The Monkhouse Films
Durirg February George Monkhouse gave a film show to members of the Harrow Car Club, in the well-appointed cinema at Kodak Hall. He showed some excellent slides of photographs of the 3-litre Grand Prix Mercédès-Benz chassis which he took last June, his well-known colour films of the German G.P. teams in action, and also some official German films of the 1938-39 seasons, one preceded by a discourse by Hitler and another taken for Mercédès-Benz. Imagine a full-length news film of motor-racing being shown in English cinemas, preceded by an address given by the Rt. Hon. Winston Churchill!

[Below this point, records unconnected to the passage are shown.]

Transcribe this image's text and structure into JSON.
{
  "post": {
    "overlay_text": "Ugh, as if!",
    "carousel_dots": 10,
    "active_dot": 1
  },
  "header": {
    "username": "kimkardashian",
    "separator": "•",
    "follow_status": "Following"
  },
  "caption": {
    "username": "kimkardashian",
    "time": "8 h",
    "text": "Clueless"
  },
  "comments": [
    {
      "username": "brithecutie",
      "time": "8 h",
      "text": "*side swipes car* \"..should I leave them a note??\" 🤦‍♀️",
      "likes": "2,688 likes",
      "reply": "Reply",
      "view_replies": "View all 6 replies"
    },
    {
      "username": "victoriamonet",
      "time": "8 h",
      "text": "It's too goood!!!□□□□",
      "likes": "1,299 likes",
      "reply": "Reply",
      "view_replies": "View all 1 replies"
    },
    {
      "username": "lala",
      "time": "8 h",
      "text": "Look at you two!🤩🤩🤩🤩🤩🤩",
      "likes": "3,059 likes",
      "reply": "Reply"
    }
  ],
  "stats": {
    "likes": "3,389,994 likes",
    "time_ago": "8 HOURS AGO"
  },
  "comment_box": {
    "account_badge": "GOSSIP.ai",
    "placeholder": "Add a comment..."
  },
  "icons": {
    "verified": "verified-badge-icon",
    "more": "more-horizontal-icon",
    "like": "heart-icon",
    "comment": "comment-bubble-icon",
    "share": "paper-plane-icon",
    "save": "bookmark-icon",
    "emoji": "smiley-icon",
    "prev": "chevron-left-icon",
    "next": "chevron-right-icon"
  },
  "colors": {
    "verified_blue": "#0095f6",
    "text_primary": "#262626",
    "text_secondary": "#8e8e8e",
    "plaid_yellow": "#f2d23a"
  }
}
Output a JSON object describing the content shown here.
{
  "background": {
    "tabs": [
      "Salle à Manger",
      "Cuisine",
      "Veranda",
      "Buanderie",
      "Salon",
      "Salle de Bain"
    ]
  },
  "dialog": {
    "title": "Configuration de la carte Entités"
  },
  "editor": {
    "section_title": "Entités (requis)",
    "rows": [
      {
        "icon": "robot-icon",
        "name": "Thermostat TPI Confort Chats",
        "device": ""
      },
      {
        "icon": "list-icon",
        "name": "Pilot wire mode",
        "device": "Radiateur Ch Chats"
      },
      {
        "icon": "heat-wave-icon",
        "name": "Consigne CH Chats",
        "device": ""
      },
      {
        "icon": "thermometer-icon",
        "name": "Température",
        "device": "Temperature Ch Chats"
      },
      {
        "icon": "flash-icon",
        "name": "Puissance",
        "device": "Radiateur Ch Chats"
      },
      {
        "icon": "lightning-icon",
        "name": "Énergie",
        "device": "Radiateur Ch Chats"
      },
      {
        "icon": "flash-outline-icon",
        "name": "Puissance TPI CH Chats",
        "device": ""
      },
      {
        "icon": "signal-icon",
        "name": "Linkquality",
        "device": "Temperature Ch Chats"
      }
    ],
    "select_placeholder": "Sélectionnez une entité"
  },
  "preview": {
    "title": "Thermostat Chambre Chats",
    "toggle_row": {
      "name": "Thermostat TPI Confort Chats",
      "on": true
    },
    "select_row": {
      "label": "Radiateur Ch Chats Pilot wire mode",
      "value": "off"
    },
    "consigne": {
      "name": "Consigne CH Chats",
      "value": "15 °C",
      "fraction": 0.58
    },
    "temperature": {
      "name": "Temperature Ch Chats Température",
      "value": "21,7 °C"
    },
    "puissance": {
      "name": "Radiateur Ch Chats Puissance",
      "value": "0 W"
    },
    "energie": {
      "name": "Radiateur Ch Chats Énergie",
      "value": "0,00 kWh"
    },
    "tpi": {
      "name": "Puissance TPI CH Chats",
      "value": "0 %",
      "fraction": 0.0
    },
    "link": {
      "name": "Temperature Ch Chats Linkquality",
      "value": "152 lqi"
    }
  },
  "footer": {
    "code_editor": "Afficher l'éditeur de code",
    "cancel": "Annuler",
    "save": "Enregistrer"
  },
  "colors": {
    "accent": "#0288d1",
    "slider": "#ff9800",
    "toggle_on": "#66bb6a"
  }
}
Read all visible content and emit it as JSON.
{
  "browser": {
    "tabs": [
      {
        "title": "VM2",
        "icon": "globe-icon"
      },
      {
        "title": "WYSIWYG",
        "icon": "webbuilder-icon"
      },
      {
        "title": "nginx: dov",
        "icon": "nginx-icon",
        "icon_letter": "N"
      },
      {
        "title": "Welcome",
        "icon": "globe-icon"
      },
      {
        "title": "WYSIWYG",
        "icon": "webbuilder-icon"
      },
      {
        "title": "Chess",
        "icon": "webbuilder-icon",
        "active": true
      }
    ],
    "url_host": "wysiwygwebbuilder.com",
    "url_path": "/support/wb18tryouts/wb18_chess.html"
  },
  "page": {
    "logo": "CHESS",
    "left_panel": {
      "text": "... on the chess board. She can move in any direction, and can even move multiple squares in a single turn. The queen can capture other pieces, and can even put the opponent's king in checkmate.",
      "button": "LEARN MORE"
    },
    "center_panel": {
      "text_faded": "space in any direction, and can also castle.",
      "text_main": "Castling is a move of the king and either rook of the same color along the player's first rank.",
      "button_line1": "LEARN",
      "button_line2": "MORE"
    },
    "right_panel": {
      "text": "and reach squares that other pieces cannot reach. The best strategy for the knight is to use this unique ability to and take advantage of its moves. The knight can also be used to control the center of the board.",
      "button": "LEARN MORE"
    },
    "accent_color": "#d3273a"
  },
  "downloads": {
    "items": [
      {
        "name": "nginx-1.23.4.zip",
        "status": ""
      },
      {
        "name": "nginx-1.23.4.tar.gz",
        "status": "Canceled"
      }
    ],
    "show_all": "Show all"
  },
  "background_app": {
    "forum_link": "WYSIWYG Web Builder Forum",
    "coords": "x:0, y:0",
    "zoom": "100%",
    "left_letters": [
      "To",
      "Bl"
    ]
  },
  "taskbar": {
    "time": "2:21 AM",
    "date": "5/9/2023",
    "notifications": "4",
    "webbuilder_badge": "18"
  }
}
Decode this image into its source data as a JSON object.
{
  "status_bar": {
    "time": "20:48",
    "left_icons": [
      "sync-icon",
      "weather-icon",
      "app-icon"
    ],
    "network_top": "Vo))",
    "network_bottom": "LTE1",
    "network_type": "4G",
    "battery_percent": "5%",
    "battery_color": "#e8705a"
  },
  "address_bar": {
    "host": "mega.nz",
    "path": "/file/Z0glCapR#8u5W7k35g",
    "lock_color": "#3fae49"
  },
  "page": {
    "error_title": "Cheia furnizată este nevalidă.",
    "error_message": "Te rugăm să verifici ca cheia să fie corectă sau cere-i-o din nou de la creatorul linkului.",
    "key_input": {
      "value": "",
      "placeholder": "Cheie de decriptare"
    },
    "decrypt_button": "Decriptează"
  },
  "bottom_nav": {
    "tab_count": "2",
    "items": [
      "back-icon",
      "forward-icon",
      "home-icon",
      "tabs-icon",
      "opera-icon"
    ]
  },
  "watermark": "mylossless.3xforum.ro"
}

A packed hall showed great appreciation of Monkhouse’s fine show, well-known personalities present being John Bolster, Gregor Grant, Rivers-Fletcher, W. Boddy, C. D. Abbott, who owns 1903 and 1904 Mercédès cars, and Mr. Mayer, who has owned over 100 cars of this make. These films convey better than any other medium just what an immense business this Grand Prix racing on the part of the German teams was. Several shots of Lang, who in 1939 won seven races out of 10 starts, indicated the tremendous physical strain of handling a Mercédès-Benz in a race of this nature lasting some four hours. There was one dramatic colour impression of the incident when, Brauchitsch leading Dick Seaman in the 1938 German Grand Prix, both cars came in together to refuel; Brauchitsch’s caught fire, setting the driver’s overalls alight, and Seaman drove off through the smoke and fumes to victory, his life-long ambition being to win this race. Moreover, Brauchitsch got into his car when the fire had been extinguished and, finding it O.K., if swamped in fire-foam, drove on, only to crash down the road because he had forgotten to lock his detachable steering wheel, which came off in his hands.
Certainly no one should miss these films — we wish the German propaganda ones could be shown to the ordinary cinema-goer in all our news-theatres. Monkhouse divulged an interesting point about the Don Lee G.P. Mercédès-Benz that has appeared at Indianapolis. Mercédès fitted a complex system of drain pipes to the induction manifolds of their 3-litre cars, to drain away fuel deposits, otherwise there was a danger of liquid fuel entering the cylinders in considerable quantities when next the engine was started. It seems that the Americans couldn’t fathom these odd-looking pipes and discarded them, resulting in three damaged connecting-rods through compression of liquid fuel, when they attempted to run the engine.